On some of our flights, the plane was relatively empty and the airline staff were jumping over each other to help us. I left Miss M with the staff in the galley briefly to have a few moments to myself and get a couple of things done. When I went to get her, she was trying on their hats and showing them her Wauwau and had not even realised that I was not there. The staff enjoyed the distraction so much they took photos.
Accepting help – and even asking for it where needed – makes surviving a long-haul flight with a small child so much easier, particularly if you are solo parenting.
Tip 13: Look after yourself
Most tips focus on your toddler. Don’t forget about yourself!
In most cases, the trip is likely to be much more taxing for you than it is for your toddler. This will particularly be the case if you are travelling as a solo parent. There are a few simple things you can do to look after yourself:
- Wear comfortable clothes
- Drink lots of water
- Freshen up
- Walk and stretch
- Use your favourite lip balm and hand cream to counteract the dry aeroplane skin and eye drops for dry eyes
- Accept offers of help and have a few moments for yourself.
You will feel so much better for it.
Tip 14: Accept the things you cannot change
There are many things outside of your control on a flight. The weather. Turbulence. How full the plane is. Other passengers’ moods. Delays.
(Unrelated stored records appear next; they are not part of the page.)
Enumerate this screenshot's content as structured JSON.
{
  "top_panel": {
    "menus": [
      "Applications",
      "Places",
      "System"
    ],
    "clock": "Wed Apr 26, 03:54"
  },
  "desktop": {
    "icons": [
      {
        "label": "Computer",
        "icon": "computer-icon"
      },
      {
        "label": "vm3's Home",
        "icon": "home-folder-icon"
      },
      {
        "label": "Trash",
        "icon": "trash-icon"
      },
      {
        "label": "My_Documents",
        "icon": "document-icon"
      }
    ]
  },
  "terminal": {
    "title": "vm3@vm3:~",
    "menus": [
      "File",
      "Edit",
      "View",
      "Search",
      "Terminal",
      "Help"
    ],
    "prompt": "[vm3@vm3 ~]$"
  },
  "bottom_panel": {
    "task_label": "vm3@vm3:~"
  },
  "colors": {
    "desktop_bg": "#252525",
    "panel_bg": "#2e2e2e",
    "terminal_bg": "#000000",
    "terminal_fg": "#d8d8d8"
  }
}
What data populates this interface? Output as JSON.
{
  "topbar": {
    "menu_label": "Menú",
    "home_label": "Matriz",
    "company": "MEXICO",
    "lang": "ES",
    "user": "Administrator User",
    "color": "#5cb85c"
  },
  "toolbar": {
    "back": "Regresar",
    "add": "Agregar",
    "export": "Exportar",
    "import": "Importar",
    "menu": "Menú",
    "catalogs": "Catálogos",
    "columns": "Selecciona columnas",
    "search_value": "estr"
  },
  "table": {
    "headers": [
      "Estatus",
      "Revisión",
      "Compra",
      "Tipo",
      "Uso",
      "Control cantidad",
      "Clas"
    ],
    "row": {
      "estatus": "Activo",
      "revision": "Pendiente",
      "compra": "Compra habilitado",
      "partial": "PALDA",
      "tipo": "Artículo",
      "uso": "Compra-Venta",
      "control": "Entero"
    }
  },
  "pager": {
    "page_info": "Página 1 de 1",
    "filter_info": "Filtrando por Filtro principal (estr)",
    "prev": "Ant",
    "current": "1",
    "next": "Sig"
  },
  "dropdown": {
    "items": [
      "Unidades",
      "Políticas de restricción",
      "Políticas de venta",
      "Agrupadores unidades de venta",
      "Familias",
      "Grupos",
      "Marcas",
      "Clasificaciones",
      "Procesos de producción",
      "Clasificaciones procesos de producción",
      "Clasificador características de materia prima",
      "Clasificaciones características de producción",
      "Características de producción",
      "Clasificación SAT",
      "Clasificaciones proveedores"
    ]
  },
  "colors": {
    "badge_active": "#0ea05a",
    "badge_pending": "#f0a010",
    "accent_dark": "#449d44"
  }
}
Lost luggage. Though they do not make the flight easier, you cannot change them. Dwelling on them will just make things worse, so accept them and move on.
Tip 15: Recognise that you are tired and grouchy too
Long flights with delays, little sleep due to a fretful toddler, added stress because you are traveling solo, time changes and temperature differences and stuffy, dry plane air can quickly wear you down and make you just as grouchy as your toddler. Simply realising this will make things much easier for you both.
Surviving a long-haul flight with a small child
Long-haul flights with small children can be daunting and exhausting. Follow these 15 easy tips for surviving a long-haul flight with a small child and you may even enjoy the flight.